CHIPS, Jan-March, 2006 by Michael T. McCord

Underwater digital acoustic communications (Acomms) with added networking capability is one of the leading research programs at the Naval Research Laboratory (NRL)--one that supports advances in the Sea Basing concept of the Navy's Sea Power 21 initiative. Radio frequency and laser communications have limited ocean range, but Acomms provide strategic communications at ranges up to 20 nautical miles.

The goal is to improve the technologies, used by the Office of Naval Research (ONR) and the Space and Naval Warfare Systems Command (SPAWAR),to enhance communications with submarines and between autonomous undersea vehicles. Improvements are delivered to the fleet in a series of milestones. ONR raises the bar each year for increased Acomms data rates, and we are in a continuous process of pushing technology advancements to meet these goals.

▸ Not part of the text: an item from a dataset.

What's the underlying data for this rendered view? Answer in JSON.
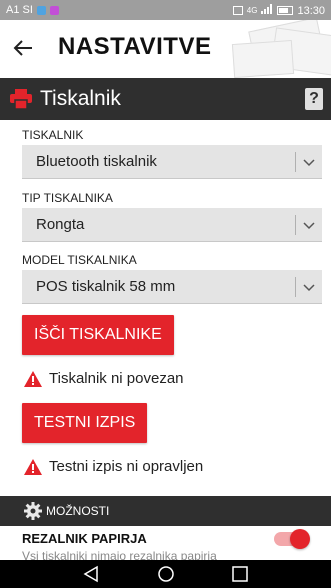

To this end, the NRL civilian staff teamed with members of the Navy and Air Force Reserves to take Acomms research to the ocean. Advances directly support future Navy capabilities for communications and networking between submarines, autonomous undersea vehicles, surface ships and test ranges. Applications for Acomms technology include rapidly deployable systems, minehunting and mine countermeasure systems, tactical communications, advanced weapon systems and undersea networking.

Technical Description

NRL's research concentrates on understanding the underwater medium and developing techniques that improve the communications efficiency under less-than-optimal channel conditions.

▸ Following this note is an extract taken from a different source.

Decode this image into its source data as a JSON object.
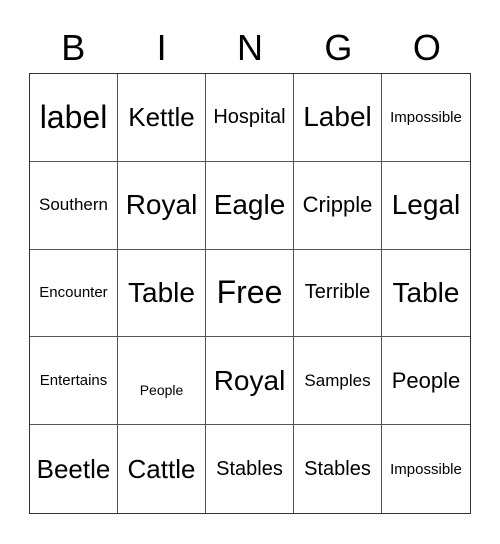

Low signal-to-noise ratio, multipath, reverberation and motion-induced Doppler frequency shift are examples of adverse channel conditions that limit data rates and lead to higher bit-error rates. The Acomms team tests new modulation techniques and evaluates the ability of new algorithms to improve communication rates.

The team also characterizes the ocean's acoustic channels so the theoretical maximum communication rate can be determined under varying conditions. For one-to-one acoustic data telemetry, focus is on achieving the highest data rate using phase-coherent acoustic communication techniques over a given bandwidth and a given set of acoustic channel conditions. For networking, focus is on the robustness of acoustic handshaking and maximizing channel capacity for multiple users.

Highly specialized equipment is used to conduct at-sea experiments. In a typical deployment, two subsurface systems are placed in the water column and moored about 30 meters below the surface. A third system, modified for towing behind the vessel, simulates an autonomous undersea vehicle for researching communications between submerged vessels.

The two moored systems are loosely tethered to surface buoys that provide radio frequency communications with the research vessel over a wireless local area network (LAN). To simulate an autonomous undersea vehicle, NRL developed a hydrodynamic frame for the Acoustic Communications Data Storage system. Controlled from the ship's lab, the two moored systems and the towed system conduct digital networking using underwater acoustic communications.

Space-efficient PC104 computers provide the brains and interface with acoustic projectors for transmitting and hydrophones for receiving. A typical experiment is conducted in three days and ends when the batteries are exhausted or the on-board 300 GB data storage drives are full.

Communications between the moored Acoustic Communications Data Storage buoy systems and a NRL-chartered research vessel require temporary installation of a 2.4 GHz antenna. With special Federal Communications Commission (FCC) authorization, the wireless LAN operates with 6 watts of power, providing communications out to 8 nautical miles.

The NRL Civilian Team

Dr. Tsih C. Yang leads one of the high-visibility research programs at NRL. He is a world-class expert in acoustic communications research. The team also includes signal-processing experts, Paul Gendron, Wen-Bin Yang and Jeff Schindall, with engineering services provided by Michael McCord.

Research results have appeared in more than 20 publications. Two patents have been granted with two more in process. The team has participated in eight at-sea experiments in various parts of the world under different sound propagation conditions.

Naval Reservists integrated seamlessly in several at-sea experiments in the past year on board NRL research vessels. Michael McCord, an NRL engineer (and Naval Reservist) coordinates the use of reservists in these experiments. Reservists are usually service members attached to units supporting the ONR or Naval Sea Systems Command. During the experiments, there were many long days, little time off and intense pressure to meet the schedule.

The weather was poor at times, creating challenges in port and at sea, but reservists stepped up to each task often suggesting improved ways of using the equipment, and always setting the highest example for their respective services. It was evident early on that they were making significant contributions to the program.